One room was an ariel silk practice area, other artists were working away in their small studios and the courtyard was filled with junk art, murals and even a robot sculpture made of metal. It’s a fascinating, reformed space where, creativly, anything goes.
Ljubljana Day Trips – Adventures in City Nature
Ljubljana is described as a “small capital with a green soul”, which means there’s plenty more to visually feast on than the gorgeous old town architecture. Central Slovenia is a blanket of nature filled with lakes, hills and mountains. From the marshes to the high peaks, outside of the city is a playground for hiking, biking and countryside wandering, with national parks and trail highlights accessible as day trips from Ljubljana.

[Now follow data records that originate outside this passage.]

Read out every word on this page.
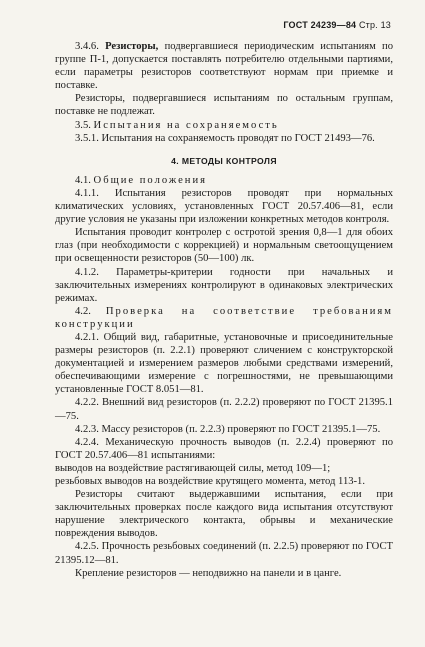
ГОСТ 24239—84 Стр. 13

3.4.6. Резисторы, подвергавшиеся периодическим испытаниям по группе П-1, допускается поставлять потребителю отдельными партиями, если параметры резисторов соответствуют нормам при приемке и поставке.

Резисторы, подвергавшиеся испытаниям по остальным группам, поставке не подлежат.

3.5. Испытания на сохраняемость

3.5.1. Испытания на сохраняемость проводят по ГОСТ 21493—76.

4. МЕТОДЫ КОНТРОЛЯ

4.1. Общие положения

4.1.1. Испытания резисторов проводят при нормальных климатических условиях, установленных ГОСТ 20.57.406—81, если другие условия не указаны при изложении конкретных методов контроля.

Испытания проводит контролер с остротой зрения 0,8—1 для обоих глаз (при необходимости с коррекцией) и нормальным светоощущением при освещенности резисторов (50—100) лк.

4.1.2. Параметры-критерии годности при начальных и заключительных измерениях контролируют в одинаковых электрических режимах.

4.2. Проверка на соответствие требованиям конструкции

4.2.1. Общий вид, габаритные, установочные и присоединительные размеры резисторов (п. 2.2.1) проверяют сличением с конструкторской документацией и измерением размеров любыми средствами измерений, обеспечивающими измерение с погрешностями, не превышающими установленные ГОСТ 8.051—81.

4.2.2. Внешний вид резисторов (п. 2.2.2) проверяют по ГОСТ 21395.1—75.

4.2.3. Массу резисторов (п. 2.2.3) проверяют по ГОСТ 21395.1—75.

4.2.4. Механическую прочность выводов (п. 2.2.4) проверяют по ГОСТ 20.57.406—81 испытаниями:

выводов на воздействие растягивающей силы, метод 109—1;

резьбовых выводов на воздействие крутящего момента, метод 113-1.

Резисторы считают выдержавшими испытания, если при заключительных проверках после каждого вида испытания отсутствуют нарушение электрического контакта, обрывы и механические повреждения выводов.

4.2.5. Прочность резьбовых соединений (п. 2.2.5) проверяют по ГОСТ 21395.12—81.

Крепление резисторов — неподвижно на панели и в цанге.
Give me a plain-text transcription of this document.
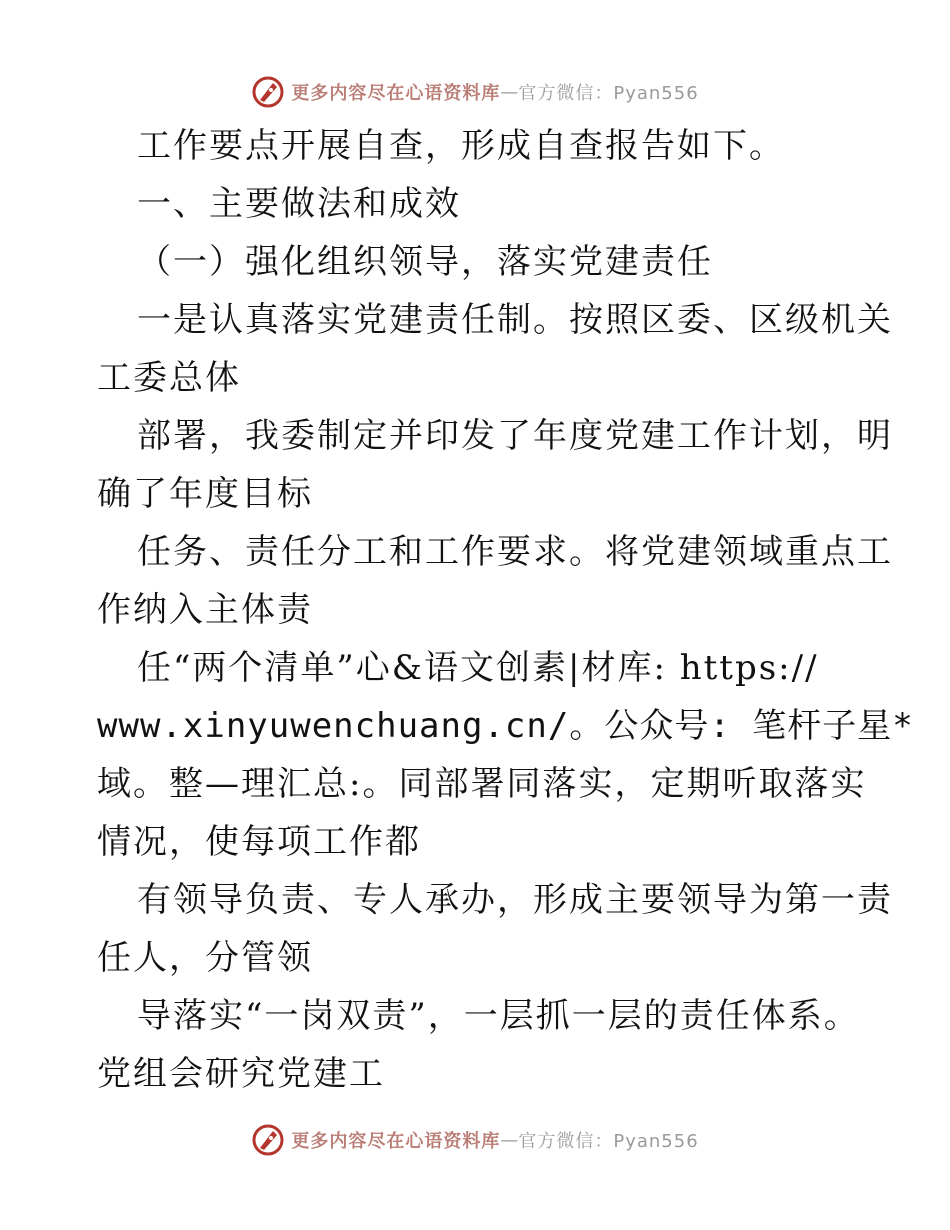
更多内容尽在心语资料库 — 官方微信：Pyan556
工作要点开展自查，形成自查报告如下。
一、主要做法和成效
（一）强化组织领导，落实党建责任
一是认真落实党建责任制。按照区委、区级机关
工委总体
部署，我委制定并印发了年度党建工作计划，明
确了年度目标
任务、责任分工和工作要求。将党建领域重点工
作纳入主体责
任“两个清单”心&语文创素|材库: https://
www.xinyuwenchuang.cn/。公众号: 笔杆子星*
域。整—理汇总:。同部署同落实，定期听取落实
情况，使每项工作都
有领导负责、专人承办，形成主要领导为第一责
任人，分管领
导落实“一岗双责”，一层抓一层的责任体系。
党组会研究党建工
更多内容尽在心语资料库 — 官方微信：Pyan556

READ MORE: Adventure Day Trips in Ljubljana and Around – Hiking and Biking Slovenia’s Nature.
Ljubljana City Tours and Excursions in Slovenia
There’s a host of city tours and day excursions, from culinary and cultural walks to beer and bicycle tours, as well as day trips to many parts of Slovenia and neighbouring countries such as Italy. All can be booked from the Tourism Office in the heart of the Old Town on Adamič-Lundrovo nabrežje. Slovenia is so small, it is said you can visit any point of the country in a day.
My trip to Ljubljana was a combination of a #EuroCityTrip project to highlight the city as a ‘cool neighbour’ to Austria’s second-largest city of Graz in partnership with both city tourism offices. Perfect as part of a multi-country city-hopping trip, you’ll be surprised how much they have in common being so close to one another.